Innate Capacity

Do you believe that your child has the innate capacity to learn? I certainly do. And I have taught my kids with this mindset. But I have also chosen to burden myself with the responsibility of tapping into that capacity.

In classrooms full of different types of learners it is a rare teacher who can cater to the needs of each child. But at home, with one on one instruction, it is much easier for a parent to adjust to the learning needs of her child. When instruction and learning are customized, then a child’s capacity is given the opportunity to shine.

For example, I have taught three boys to read. My eldest son is a nine year old who is a very advanced reader. My second son, a six year old, is becoming highly proficient at reading. And my third son started reading three letter word books before he turned four. (This was unexpected!)

I am sharing these things not to turn a spotlight onto our family and say, “hey, look at what we can do!” Please forgive me if it sounds like I am “tooting my own horn.” Reading, after all, just opens the doorway to learning. This is just the beginning of an exciting journey my children will be taking as they increase in knowledge, understanding, and wisdom. However, I do want to use their examples as proof that homeschooling works. It works because a customized education is what children really need.

If someone had asked me a while back if my third son, Titus, would have started getting the reading code by three years old, I would have said, “I don’t think so.” Honestly, I was skeptical only because he is a more physical child that needs to be engaged in different ways from his older brothers. I thought he would eventually read because I believed that he had the capacity to, but my plan was to take it slow with him and let him develop readiness in the area of reading. His brothers read before four, but my prediction for him was age five. Yet, he pleasantly surprised me one morning when he read a Hooked on Phonics book cover to cover and went on to read two more in the same week. It was then that I realized he was actually ready and able to commit to more formal instruction.

At first, I was using Sing, Spell, Read, and Write for all of them. But, after Titus learned most of the songs but still did not seem to get the blends, I knew that I had to change my approach with him. In my heart, I still believed that he was just as capable as his brothers but that his time table was just unique. And this was okay with me because I did not want to pressure him to be anything other than what God designed him to be.

So I created a system for him that involved five to seven minutes of phonics several times a week (not even everyday). And after a few months of doing this, it just clicked. I can’t even begin to express how delightful it was to see his confidence soar as he read through his first book. He was beaming. He was thrilled. I was cheering like a madwoman.

“God, you astound me!” This was the thought that came to me over and over again. “Once again you have shown me that homeschooling is really a testament to the ‘in spite of’.” I am not a professional teacher. I am not even a reading specialist. But God has consistently demonstrated that he is the one who enables me to teach my kids.

We have a long way to go. From this vantage point, the end of our homeschooling days is far off…not even visible on the horizon. But one thing I have learned about teaching my own children is that parents can be the exact teacher their child needs to bring out that God-given capacity in them to learn.

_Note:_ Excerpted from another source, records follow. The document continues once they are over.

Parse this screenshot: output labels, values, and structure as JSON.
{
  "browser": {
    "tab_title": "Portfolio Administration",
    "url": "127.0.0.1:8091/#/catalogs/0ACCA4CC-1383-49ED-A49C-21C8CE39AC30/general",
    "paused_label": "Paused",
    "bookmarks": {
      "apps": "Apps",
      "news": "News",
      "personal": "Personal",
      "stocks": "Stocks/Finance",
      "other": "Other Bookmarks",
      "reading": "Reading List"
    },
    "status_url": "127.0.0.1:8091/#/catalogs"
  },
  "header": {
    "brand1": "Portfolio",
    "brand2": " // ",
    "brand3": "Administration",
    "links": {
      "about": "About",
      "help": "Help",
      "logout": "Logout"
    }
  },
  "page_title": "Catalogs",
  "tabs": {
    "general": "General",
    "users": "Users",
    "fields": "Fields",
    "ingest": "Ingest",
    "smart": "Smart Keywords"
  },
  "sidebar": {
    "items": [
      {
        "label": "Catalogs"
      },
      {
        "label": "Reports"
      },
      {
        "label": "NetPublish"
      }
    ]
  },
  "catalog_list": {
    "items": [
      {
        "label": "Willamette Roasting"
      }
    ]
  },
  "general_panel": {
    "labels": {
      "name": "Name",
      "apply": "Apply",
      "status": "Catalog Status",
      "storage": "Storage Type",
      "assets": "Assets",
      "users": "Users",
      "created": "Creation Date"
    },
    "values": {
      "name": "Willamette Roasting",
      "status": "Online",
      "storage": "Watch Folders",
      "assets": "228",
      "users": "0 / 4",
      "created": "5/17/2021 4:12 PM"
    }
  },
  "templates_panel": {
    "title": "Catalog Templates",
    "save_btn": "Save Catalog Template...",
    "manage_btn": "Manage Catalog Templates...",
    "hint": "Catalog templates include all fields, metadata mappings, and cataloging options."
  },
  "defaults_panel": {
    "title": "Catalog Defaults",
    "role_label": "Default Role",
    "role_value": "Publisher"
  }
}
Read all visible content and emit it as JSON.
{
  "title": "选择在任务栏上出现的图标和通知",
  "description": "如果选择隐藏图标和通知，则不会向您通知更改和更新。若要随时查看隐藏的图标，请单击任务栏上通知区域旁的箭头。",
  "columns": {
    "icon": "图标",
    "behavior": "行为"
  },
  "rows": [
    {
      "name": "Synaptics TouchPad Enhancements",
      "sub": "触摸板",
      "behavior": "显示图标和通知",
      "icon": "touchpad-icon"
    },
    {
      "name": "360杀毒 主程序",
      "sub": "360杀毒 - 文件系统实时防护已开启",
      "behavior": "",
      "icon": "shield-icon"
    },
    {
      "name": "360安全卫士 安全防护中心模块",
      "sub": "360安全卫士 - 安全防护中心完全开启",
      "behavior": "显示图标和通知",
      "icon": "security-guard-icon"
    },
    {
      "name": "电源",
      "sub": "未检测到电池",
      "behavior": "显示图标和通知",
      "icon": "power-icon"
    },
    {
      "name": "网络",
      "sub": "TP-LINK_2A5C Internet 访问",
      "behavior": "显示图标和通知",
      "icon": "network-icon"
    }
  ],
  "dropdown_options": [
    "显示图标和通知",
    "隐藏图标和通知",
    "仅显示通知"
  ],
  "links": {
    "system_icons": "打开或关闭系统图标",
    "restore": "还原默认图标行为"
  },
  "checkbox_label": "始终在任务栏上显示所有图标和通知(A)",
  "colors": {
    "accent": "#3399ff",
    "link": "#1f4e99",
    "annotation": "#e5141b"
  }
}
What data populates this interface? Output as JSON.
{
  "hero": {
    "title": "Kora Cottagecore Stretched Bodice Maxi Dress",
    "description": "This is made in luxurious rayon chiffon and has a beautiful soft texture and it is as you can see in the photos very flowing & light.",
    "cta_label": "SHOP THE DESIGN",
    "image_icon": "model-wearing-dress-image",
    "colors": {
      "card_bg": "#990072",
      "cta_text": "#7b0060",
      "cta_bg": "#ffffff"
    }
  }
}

My simple philosophy for teaching my kids is this: All children are equipped to learn and they can develop a genuine love for learning, but a teacher must be willing to discover and investigate how a child learns best, welcome the adjustment it requires on her part, and look to the Lord for the supernatural creativity, insight, wisdom, and ability that this kind of inspired teaching requires. But children are also born with fallen natures, and a teacher must not lose sight of the goal of her instruction when she makes adjustments in her teaching. To adjust is not to let go of the training aspect. And the training aspect deals with the heart — that a child’s heart be conformed to Christ-likeness.

Maybe you will like this way of putting it…We can’t use cookie cutters on all children because they aren’t all made of the same dough. So don’t use a cookie-cutter approach to teaching them either. But you have to know what kind of cookies you are making. Cookies don’t bake themselves. Yet in the masterful hands of a baker who follows the right recipe, they have the potential to turn out wonderful! (I would say that’s as far as the analogy goes because we don’t eat our kids like we do cookies!)